Our profound gratitude goes to Mazi Onyimba Eze, Mr. Aneke JC (Uncle Jimmy), Mrs Clara KE, Dr. Ogbuehi JA, and all the staff of sickle-cell disease clinics and Radiation Medicine Department of UNTH, Ituku-Ozalla, Enugu for their contributions during data collection.

Authors' contributions

CUE, GCO and IUN conceived the study; GCO, CUE, KKA, SO and BFC designed the study protocol; SO, BFC and KKA carried out the clinical assessment; CUE, KKA, GCO and IUN carried out the sonographic study; SO and BFC carried out the laboratory work; GCO, CUE and IUN carried out the analysis and interpretation of data; CUE and GCO drafted the manuscript; SO, BFC, KKA and IUN critically revised the manuscript for intellectual content. All authors read and approved the final manuscript.
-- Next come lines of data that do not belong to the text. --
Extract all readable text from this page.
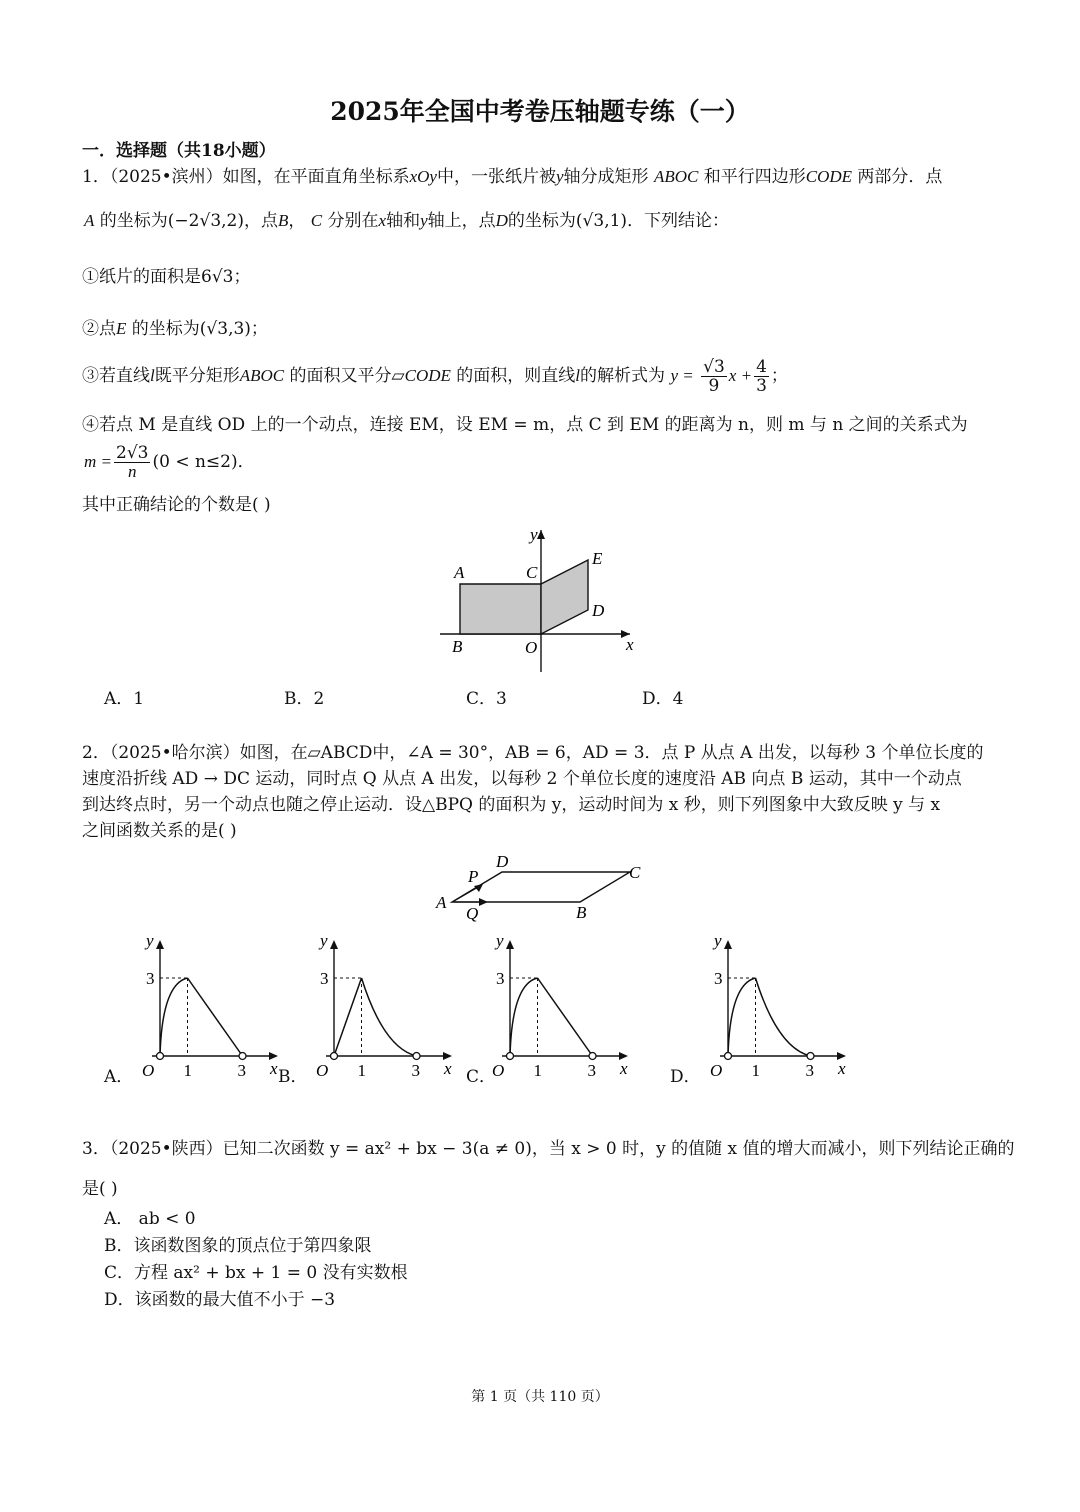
2025年全国中考卷压轴题专练（一）
一．选择题（共18小题）
1．（2025•滨州）如图，在平面直角坐标系xOy中，一张纸片被y轴分成矩形 ABOC 和平行四边形CODE 两部分．点
A 的坐标为(−2√3,2)，点B， C 分别在x轴和y轴上，点D的坐标为(√3,1)．下列结论：
①纸片的面积是6√3；
②点E 的坐标为(√3,3)；
③若直线l既平分矩形ABOC 的面积又平分▱CODE 的面积，则直线l的解析式为 $y = \frac{√3}{9}$ $x + \frac{4}{3}$ ；
④若点 M 是直线 OD 上的一个动点，连接 EM，设 EM = m，点 C 到 EM 的距离为 n，则 m 与 n 之间的关系式为
$m = \frac{2√3}{n} (0 < n\le 2)$．
其中正确结论的个数是( )
y
x
A
B
C
D
E
O
A．1	B．2	C．3	D．4
2．（2025•哈尔滨）如图，在▱ABCD中，∠A = 30°，AB = 6，AD = 3．点 P 从点 A 出发，以每秒 3 个单位长度的
速度沿折线 AD → DC 运动，同时点 Q 从点 A 出发，以每秒 2 个单位长度的速度沿 AB 向点 B 运动，其中一个动点
到达终点时，另一个动点也随之停止运动．设△BPQ 的面积为 y，运动时间为 x 秒，则下列图象中大致反映 y 与 x
之间函数关系的是( )
A
B
C
D
P
Q
y
x
O
3
1	3
A．
y
x
O
3
1	3
B．
y
x
O
3
1	3
C．
y
x
O
3
1	3
D．
3．（2025•陕西）已知二次函数 y = ax² + bx − 3(a ≠ 0)，当 x > 0 时，y 的值随 x 值的增大而减小，则下列结论正确的
是( )
A． ab < 0
B．该函数图象的顶点位于第四象限
C．方程 ax² + bx + 1 = 0 没有实数根
D．该函数的最大值不小于 −3
第 1 页（共 110 页）
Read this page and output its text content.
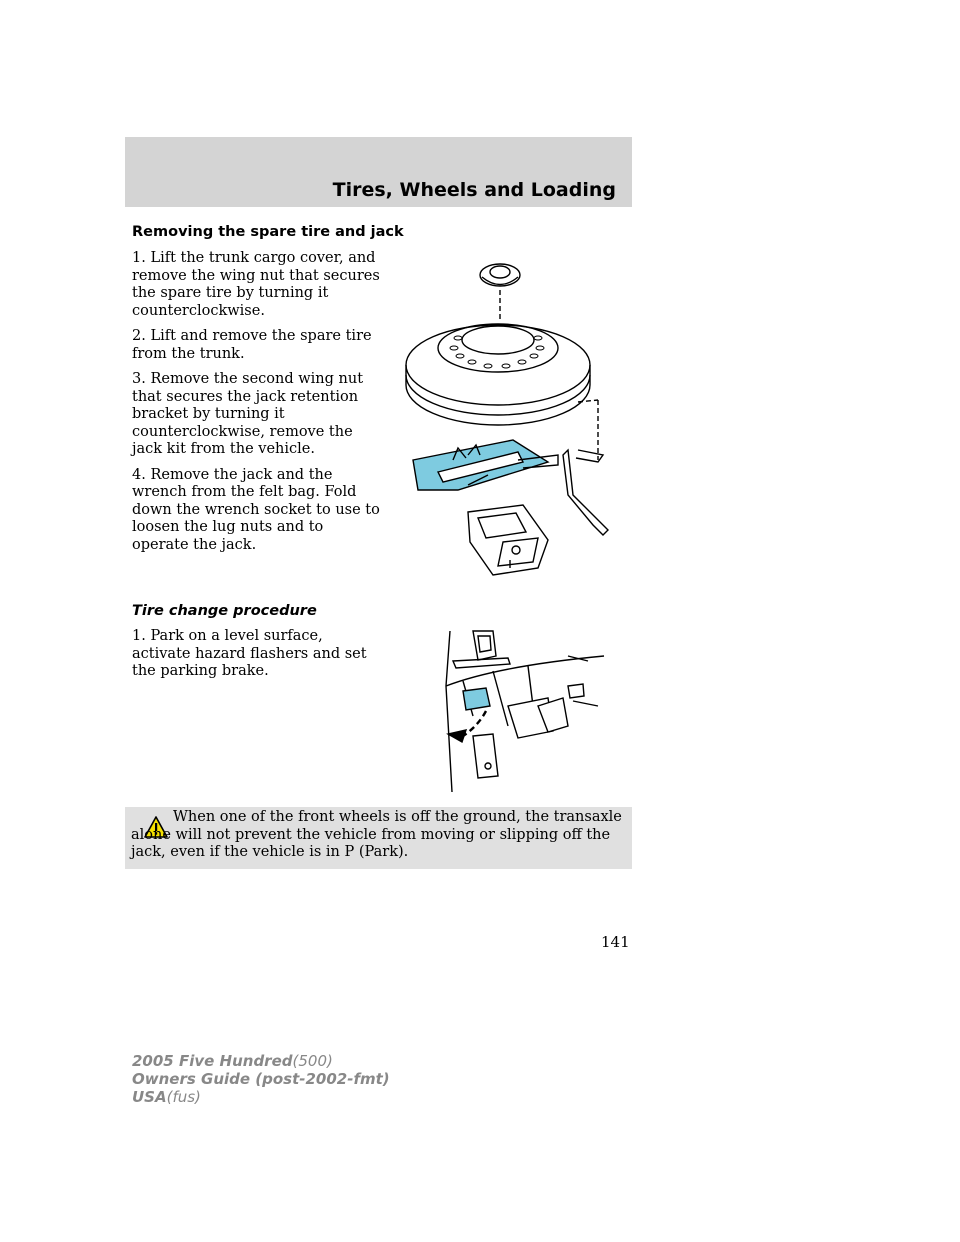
Tires, Wheels and Loading
Removing the spare tire and jack

1. Lift the trunk cargo cover, and remove the wing nut that secures the spare tire by turning it counterclockwise.

2. Lift and remove the spare tire from the trunk.

3. Remove the second wing nut that secures the jack retention bracket by turning it counterclockwise, remove the jack kit from the vehicle.

4. Remove the jack and the wrench from the felt bag. Fold down the wrench socket to use to loosen the lug nuts and to operate the jack.

Tire change procedure

1. Park on a level surface, activate hazard flashers and set the parking brake.

When one of the front wheels is off the ground, the transaxle alone will not prevent the vehicle from moving or slipping off the jack, even if the vehicle is in P (Park).
141
2005 Five Hundred(500)
Owners Guide (post-2002-fmt)
USA(fus)
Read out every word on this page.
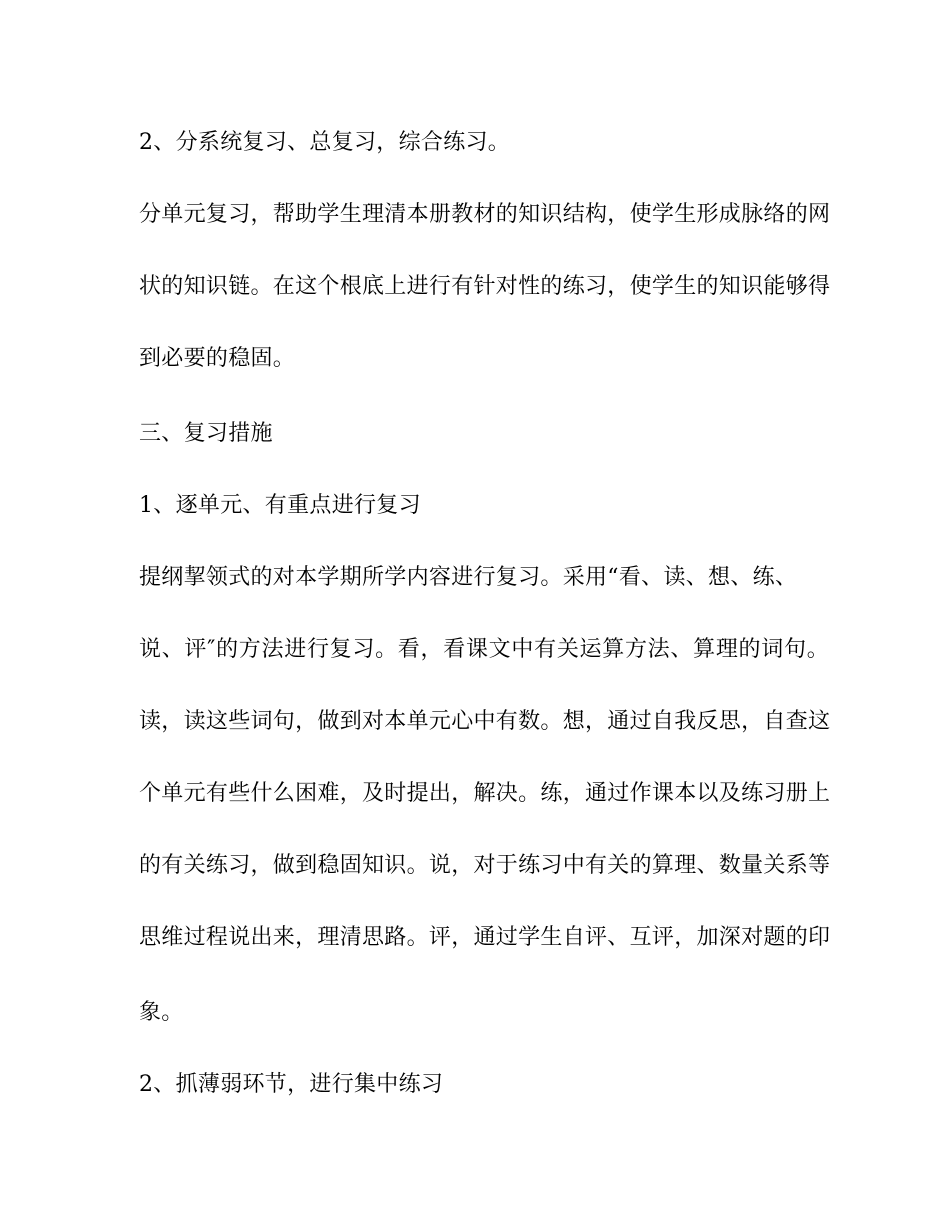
2、分系统复习、总复习，综合练习。
分单元复习，帮助学生理清本册教材的知识结构，使学生形成脉络的网
状的知识链。在这个根底上进行有针对性的练习，使学生的知识能够得
到必要的稳固。
三、复习措施
1、逐单元、有重点进行复习
提纲挈领式的对本学期所学内容进行复习。采用“看、读、想、练、
说、评″的方法进行复习。看，看课文中有关运算方法、算理的词句。
读，读这些词句，做到对本单元心中有数。想，通过自我反思，自查这
个单元有些什么困难，及时提出，解决。练，通过作课本以及练习册上
的有关练习，做到稳固知识。说，对于练习中有关的算理、数量关系等
思维过程说出来，理清思路。评，通过学生自评、互评，加深对题的印
象。
2、抓薄弱环节，进行集中练习
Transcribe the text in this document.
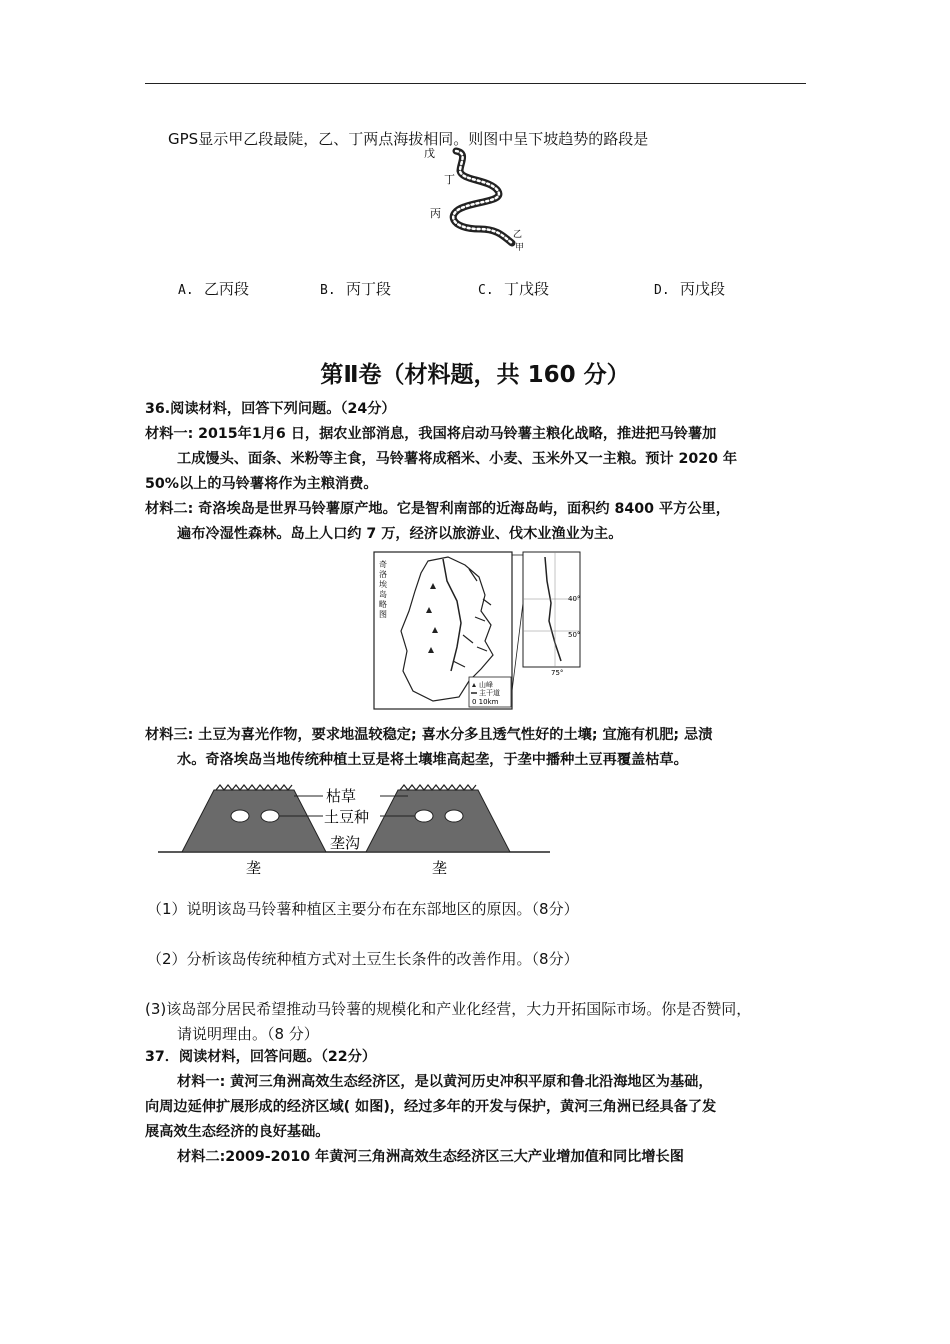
GPS显示甲乙段最陡，乙、丁两点海拔相同。则图中呈下坡趋势的路段是
戊
丁
丙
乙
甲
A. 乙丙段	B. 丙丁段	C. 丁戊段	D. 丙戊段
第Ⅱ卷（材料题，共 160 分）
36.阅读材料，回答下列问题。（24分）
材料一: 2015年1月6 日，据农业部消息，我国将启动马铃薯主粮化战略，推进把马铃薯加
工成馒头、面条、米粉等主食，马铃薯将成稻米、小麦、玉米外又一主粮。预计 2020 年
50%以上的马铃薯将作为主粮消费。
材料二: 奇洛埃岛是世界马铃薯原产地。它是智利南部的近海岛屿，面积约 8400 平方公里，
遍布冷湿性森林。岛上人口约 7 万，经济以旅游业、伐木业渔业为主。
奇
洛
埃
岛
略
图
山峰
主干道
0 10km
40°
50°
75°
材料三: 土豆为喜光作物，要求地温较稳定; 喜水分多且透气性好的土壤; 宜施有机肥; 忌渍
水。奇洛埃岛当地传统种植土豆是将土壤堆高起垄，于垄中播种土豆再覆盖枯草。
枯草
土豆种
垄沟
垄	垄
（1）说明该岛马铃薯种植区主要分布在东部地区的原因。（8分）
（2）分析该岛传统种植方式对土豆生长条件的改善作用。（8分）
(3)该岛部分居民希望推动马铃薯的规模化和产业化经营，大力开拓国际市场。你是否赞同，
请说明理由。（8 分）
37．阅读材料，回答问题。（22分）
材料一: 黄河三角洲高效生态经济区，是以黄河历史冲积平原和鲁北沿海地区为基础，
向周边延伸扩展形成的经济区域( 如图)，经过多年的开发与保护，黄河三角洲已经具备了发
展高效生态经济的良好基础。
材料二:2009-2010 年黄河三角洲高效生态经济区三大产业增加值和同比增长图
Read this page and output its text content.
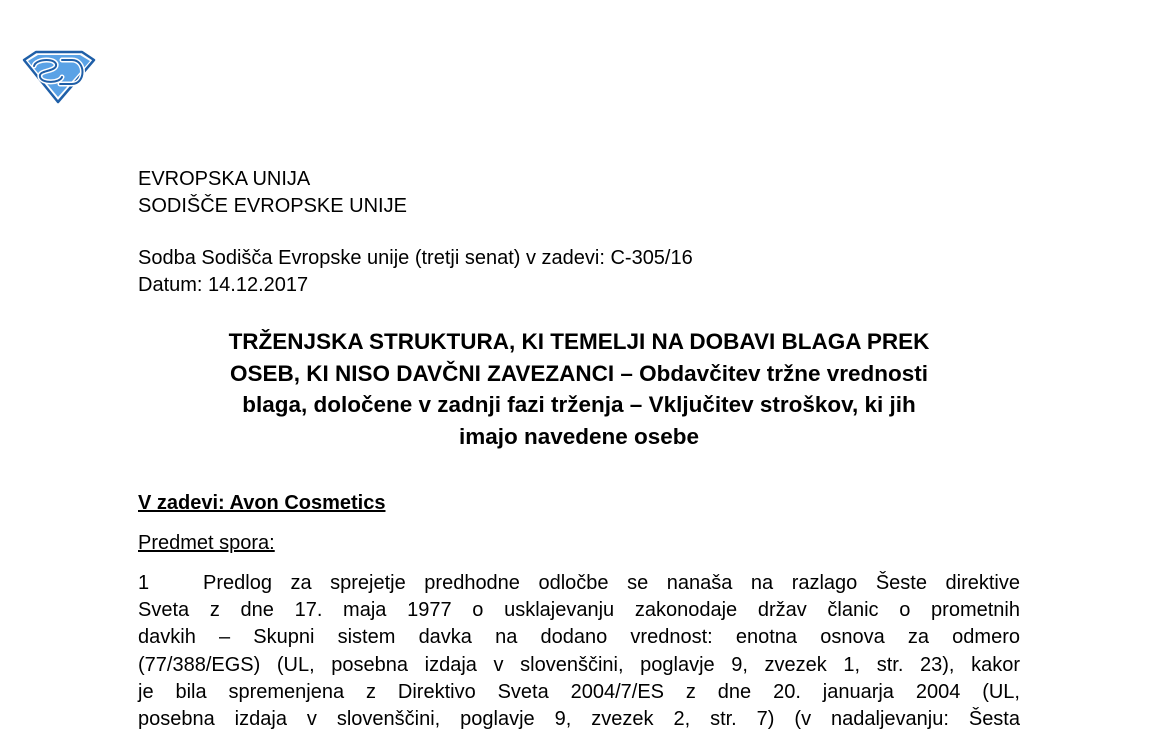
EVROPSKA UNIJA
SODIŠČE EVROPSKE UNIJE
Sodba Sodišča Evropske unije (tretji senat) v zadevi: C-305/16
Datum: 14.12.2017
TRŽENJSKA STRUKTURA, KI TEMELJI NA DOBAVI BLAGA PREK
OSEB, KI NISO DAVČNI ZAVEZANCI – Obdavčitev tržne vrednosti
blaga, določene v zadnji fazi trženja – Vključitev stroškov, ki jih
imajo navedene osebe
V zadevi: Avon Cosmetics
Predmet spora:
1	Predlog za sprejetje predhodne odločbe se nanaša na razlago Šeste direktive
Sveta z dne 17. maja 1977 o usklajevanju zakonodaje držav članic o prometnih
davkih – Skupni sistem davka na dodano vrednost: enotna osnova za odmero
(77/388/EGS) (UL, posebna izdaja v slovenščini, poglavje 9, zvezek 1, str. 23), kakor
je bila spremenjena z Direktivo Sveta 2004/7/ES z dne 20. januarja 2004 (UL,
posebna izdaja v slovenščini, poglavje 9, zvezek 2, str. 7) (v nadaljevanju: Šesta
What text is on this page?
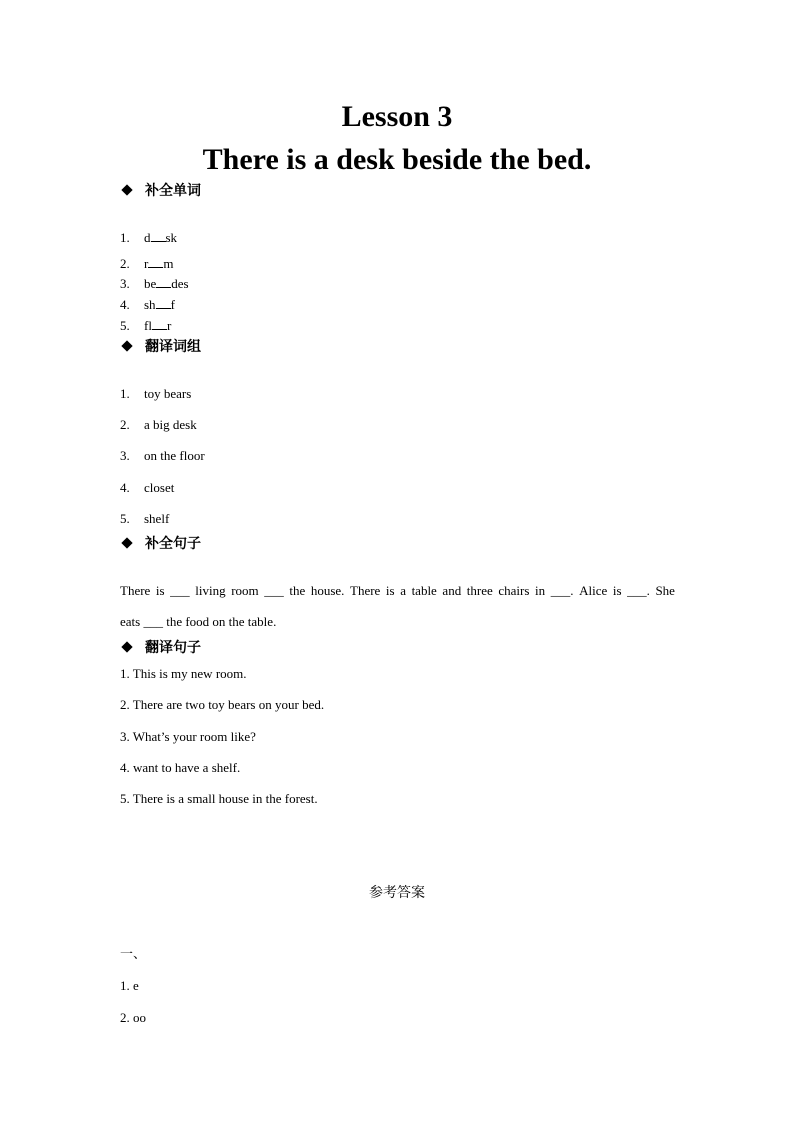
Lesson 3
There is a desk beside the bed.
补全单词
1. d sk
2. r m
3. be des
4. sh f
5. fl r
翻译词组
1. toy bears
2. a big desk
3. on the floor
4. closet
5. shelf
补全句子
There is ___ living room ___ the house. There is a table and three chairs in ___. Alice is ___. She
eats ___ the food on the table.
翻译句子
1. This is my new room.
2. There are two toy bears on your bed.
3. What’s your room like?
4. want to have a shelf.
5. There is a small house in the forest.
参考答案
一、
1. e
2. oo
CUE and GCO are guarantors of the paper.

Competing interests

None declared.

Ethical approval

The study protocol number (NHREC/05/01/2008B - FWA00002458 -IRB00002323) entitled ‘Sonographic assessment of the sizes and appearance of the spleen among sickle cell disease patients in university of Nigeria Teaching Hospital, Ituk/Ozalla, Enugu’, was reviewed and approved by the University of Nigeria Health Research Ethics Committee (ref no: UNTH/CSA/329/vol.5) in compliance with all Federal regulations governing the protection of human subjects.